Wild and piercing and long-drawn, the sound swept through the forest, such a sound of sorrow as had never been heard before. The Oriole, who was flying overhead, heard and was surprised. Soon his brightness came flashing down through the leafy boughs like a ray of sunlight into the gloom and darkness of the forest.
“What has happened, O four-footed friends,” he asked, “that you mourn so mightily?” Then they showed him the body of the Good Hunter lying in the midst of their sad company, and the Oriole joined his voice of sorrow to theirs.
“O friend of the birds,” he cried, “is there no bird who can aid you now, you who have fed us so many times from the door of your generous wigwam? I will call all the feathered tribes, and we will do our best.”

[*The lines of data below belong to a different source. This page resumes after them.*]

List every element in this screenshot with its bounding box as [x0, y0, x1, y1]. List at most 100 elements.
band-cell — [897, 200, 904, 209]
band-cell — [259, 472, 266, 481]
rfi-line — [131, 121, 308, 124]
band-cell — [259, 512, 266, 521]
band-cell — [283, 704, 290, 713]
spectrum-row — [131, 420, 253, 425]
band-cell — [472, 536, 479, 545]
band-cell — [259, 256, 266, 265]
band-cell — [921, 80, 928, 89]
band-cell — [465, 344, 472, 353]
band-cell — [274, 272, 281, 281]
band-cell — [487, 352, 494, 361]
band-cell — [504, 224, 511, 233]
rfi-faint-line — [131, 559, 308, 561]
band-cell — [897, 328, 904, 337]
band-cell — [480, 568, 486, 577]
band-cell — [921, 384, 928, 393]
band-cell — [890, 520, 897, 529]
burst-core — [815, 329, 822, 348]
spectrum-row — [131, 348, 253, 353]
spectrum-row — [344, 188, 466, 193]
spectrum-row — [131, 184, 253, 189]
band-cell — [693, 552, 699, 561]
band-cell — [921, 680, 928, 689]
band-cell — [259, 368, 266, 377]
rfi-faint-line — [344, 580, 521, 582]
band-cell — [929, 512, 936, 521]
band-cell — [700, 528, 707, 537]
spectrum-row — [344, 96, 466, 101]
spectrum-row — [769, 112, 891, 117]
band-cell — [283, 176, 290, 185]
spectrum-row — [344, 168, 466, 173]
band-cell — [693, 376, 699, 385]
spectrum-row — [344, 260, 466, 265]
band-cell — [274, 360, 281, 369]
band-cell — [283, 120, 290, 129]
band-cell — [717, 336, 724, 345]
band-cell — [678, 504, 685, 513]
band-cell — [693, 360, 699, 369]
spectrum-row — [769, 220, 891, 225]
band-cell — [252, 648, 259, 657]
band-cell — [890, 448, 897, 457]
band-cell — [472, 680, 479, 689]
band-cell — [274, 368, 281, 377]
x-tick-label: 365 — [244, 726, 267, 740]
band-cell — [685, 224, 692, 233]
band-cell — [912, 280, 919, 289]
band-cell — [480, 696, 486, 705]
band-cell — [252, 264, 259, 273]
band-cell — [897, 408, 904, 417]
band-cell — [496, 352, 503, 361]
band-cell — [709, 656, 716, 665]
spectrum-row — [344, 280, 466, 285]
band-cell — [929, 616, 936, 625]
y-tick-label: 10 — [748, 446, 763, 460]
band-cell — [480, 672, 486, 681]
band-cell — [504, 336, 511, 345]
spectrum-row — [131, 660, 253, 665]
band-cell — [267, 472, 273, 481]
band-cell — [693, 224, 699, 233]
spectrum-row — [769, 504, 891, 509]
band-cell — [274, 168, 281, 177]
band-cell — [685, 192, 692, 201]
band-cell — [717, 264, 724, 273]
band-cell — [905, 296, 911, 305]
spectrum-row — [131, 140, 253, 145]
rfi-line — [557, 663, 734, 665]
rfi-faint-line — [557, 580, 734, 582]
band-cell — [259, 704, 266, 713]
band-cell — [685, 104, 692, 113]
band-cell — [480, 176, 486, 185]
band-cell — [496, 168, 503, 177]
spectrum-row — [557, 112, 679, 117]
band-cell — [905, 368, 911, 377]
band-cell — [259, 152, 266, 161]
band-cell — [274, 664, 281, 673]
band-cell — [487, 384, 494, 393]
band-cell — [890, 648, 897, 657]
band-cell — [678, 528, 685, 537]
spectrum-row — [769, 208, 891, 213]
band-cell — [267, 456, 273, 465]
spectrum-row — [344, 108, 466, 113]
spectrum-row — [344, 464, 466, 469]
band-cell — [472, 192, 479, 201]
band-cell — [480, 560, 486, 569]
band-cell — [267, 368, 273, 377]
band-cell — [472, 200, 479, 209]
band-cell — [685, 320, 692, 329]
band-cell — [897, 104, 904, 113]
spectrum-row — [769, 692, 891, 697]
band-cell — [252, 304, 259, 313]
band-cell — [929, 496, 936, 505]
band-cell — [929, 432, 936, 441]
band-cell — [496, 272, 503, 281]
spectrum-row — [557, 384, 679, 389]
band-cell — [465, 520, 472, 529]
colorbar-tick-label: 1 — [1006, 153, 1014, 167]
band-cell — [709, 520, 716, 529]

So the Oriole went forth and summoned the birds to the forest council. There was a great flapping of wings, a great twittering and chirping, questioning and exclamation when the birds assembled to hear the sad news. Every one was there, from the tiny Humming Bird to the great Eagle of the Iroquois, who left his lonely eyrie to pay his respects to the Good Hunter’s memory. The poor little birds tried everything in their power to bring back to life their dear friend. With beak and claw and tender wing they strove, but all their efforts were in vain. Their Good Hunter was dead, and his scalp was gone.
Then the great Eagle, whose head was white with years of wisdom and experience, spoke to the despairing assemblage of creatures. From his lofty perch above the world the Eagle had looked down upon centuries of change and decay. He knew every force of nature and all the strange things of life. The hoary-headed sage said that the Good Hunter could not be restored until his scalp was found. Then all the animals clamored that they might be allowed to go and seek for the missing scalp. But to the Fox was given this honor, because he had first found the body of the Good Hunter in the forest. The Fox set out upon his search, in his foxy way. He visited every hen-roost and every bird’s-nest, but no scalp did he find. “Of course not!” screamed the birds when he returned from his fruitless quest, “Of course no bird has taken the Good Hunter’s scalp. You should have known better than that, Master Fox.”